The Media-Src directive manages sources from which your application can download media such as videos and audio files. An attacker can compromise a page to load a malicious object that can compromise a user's computer.

Object-Source

The Object-Src directive manages sources from which your application can download objects using the <object>, <embed>, and <applet> elements. Such objects include Flash files, Java applets, scripts in other languages, and generic text documents.
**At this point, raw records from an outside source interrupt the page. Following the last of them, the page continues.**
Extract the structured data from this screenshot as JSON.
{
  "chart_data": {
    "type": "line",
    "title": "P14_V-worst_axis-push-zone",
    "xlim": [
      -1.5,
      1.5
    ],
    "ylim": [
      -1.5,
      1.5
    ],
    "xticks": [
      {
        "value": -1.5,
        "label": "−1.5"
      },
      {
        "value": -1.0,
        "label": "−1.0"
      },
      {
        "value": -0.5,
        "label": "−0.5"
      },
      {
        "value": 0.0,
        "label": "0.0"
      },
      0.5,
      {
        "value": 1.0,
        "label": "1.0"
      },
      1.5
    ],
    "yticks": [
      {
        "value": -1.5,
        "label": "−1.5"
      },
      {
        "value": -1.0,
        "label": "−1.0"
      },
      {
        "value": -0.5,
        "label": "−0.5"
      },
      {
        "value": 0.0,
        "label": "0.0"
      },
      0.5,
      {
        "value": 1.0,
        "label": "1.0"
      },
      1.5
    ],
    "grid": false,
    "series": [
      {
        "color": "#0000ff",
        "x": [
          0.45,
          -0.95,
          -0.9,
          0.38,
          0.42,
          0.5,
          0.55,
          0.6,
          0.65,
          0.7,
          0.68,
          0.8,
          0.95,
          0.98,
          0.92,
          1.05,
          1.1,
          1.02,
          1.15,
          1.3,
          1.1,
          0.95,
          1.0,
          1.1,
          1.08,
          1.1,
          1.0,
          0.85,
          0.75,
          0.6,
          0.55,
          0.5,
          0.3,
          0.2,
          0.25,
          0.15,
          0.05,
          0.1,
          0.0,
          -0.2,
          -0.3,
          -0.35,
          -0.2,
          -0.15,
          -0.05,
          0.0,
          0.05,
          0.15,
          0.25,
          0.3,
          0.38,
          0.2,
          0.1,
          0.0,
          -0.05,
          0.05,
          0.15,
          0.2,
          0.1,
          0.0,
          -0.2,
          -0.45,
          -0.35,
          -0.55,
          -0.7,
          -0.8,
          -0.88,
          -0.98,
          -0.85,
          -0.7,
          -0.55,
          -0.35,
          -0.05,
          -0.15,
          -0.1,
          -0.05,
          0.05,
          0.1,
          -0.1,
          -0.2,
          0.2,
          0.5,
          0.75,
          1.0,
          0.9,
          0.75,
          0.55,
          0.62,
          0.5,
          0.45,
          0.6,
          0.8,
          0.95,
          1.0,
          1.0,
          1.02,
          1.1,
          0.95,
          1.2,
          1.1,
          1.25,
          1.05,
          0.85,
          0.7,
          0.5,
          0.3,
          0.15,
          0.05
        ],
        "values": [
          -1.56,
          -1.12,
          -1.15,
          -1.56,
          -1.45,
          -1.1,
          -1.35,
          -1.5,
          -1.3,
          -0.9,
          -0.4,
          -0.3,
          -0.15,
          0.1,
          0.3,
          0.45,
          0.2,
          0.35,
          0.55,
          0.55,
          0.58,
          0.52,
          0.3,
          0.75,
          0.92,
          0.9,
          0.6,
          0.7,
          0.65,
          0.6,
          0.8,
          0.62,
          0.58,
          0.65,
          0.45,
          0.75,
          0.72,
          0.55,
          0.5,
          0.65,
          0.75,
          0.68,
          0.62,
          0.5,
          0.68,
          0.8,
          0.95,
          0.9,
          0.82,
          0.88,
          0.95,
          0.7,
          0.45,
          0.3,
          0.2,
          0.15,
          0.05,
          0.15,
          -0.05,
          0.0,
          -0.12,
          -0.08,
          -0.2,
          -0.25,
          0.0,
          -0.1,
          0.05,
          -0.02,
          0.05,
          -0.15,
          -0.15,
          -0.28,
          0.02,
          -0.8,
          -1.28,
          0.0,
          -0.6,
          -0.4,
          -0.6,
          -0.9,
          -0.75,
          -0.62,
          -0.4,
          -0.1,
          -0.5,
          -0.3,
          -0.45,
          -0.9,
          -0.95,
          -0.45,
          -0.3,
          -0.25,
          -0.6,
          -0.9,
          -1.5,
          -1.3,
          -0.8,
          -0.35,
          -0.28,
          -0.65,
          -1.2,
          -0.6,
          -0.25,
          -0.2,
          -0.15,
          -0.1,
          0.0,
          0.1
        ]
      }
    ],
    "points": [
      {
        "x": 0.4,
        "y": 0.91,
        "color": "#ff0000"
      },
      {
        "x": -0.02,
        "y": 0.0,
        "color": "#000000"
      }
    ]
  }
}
Flash files and Java applets can run any kind of code; if an attacker can compromise a page to load a malicious object, the user's computer could be compromised.

Plugin Types

The Plugin-Types directive contains a list of allowed resource types that can be retrieved and used to instantiate plug-ins. This directive in conjunction with other directives, particularly the Object-Src directive, can ensure that all the content that is loaded by the plug-in is the correct content. An attacker is able to upload malicious content, such as a Java applet, to a source that is defined in Object-Src.

Sandbox

The Sandbox directive specifies an HTML sandbox policy that the user applies to the protected resource. These policy settings are closely aligned with the World Wide Web Consortium (W3C) specification. If these settings are too permissive, an attacker can load a malicious site through a frame.

Script-Source

The Script-Src directive restricts the scripts that the protected resource can run, protecting users against script injection attacks (for example, XSS).

Style-Source

The Style-Src directive governs the sources of styles (stylesheets) that can be used. Attackers can use the <style> tag to describe CSS stylesheet content or external sources of stylesheets. A stylesheet loaded from a malicious site might make your application unusable by overriding content with images, odd colors, decreasing opacity, or by entirely removing your content.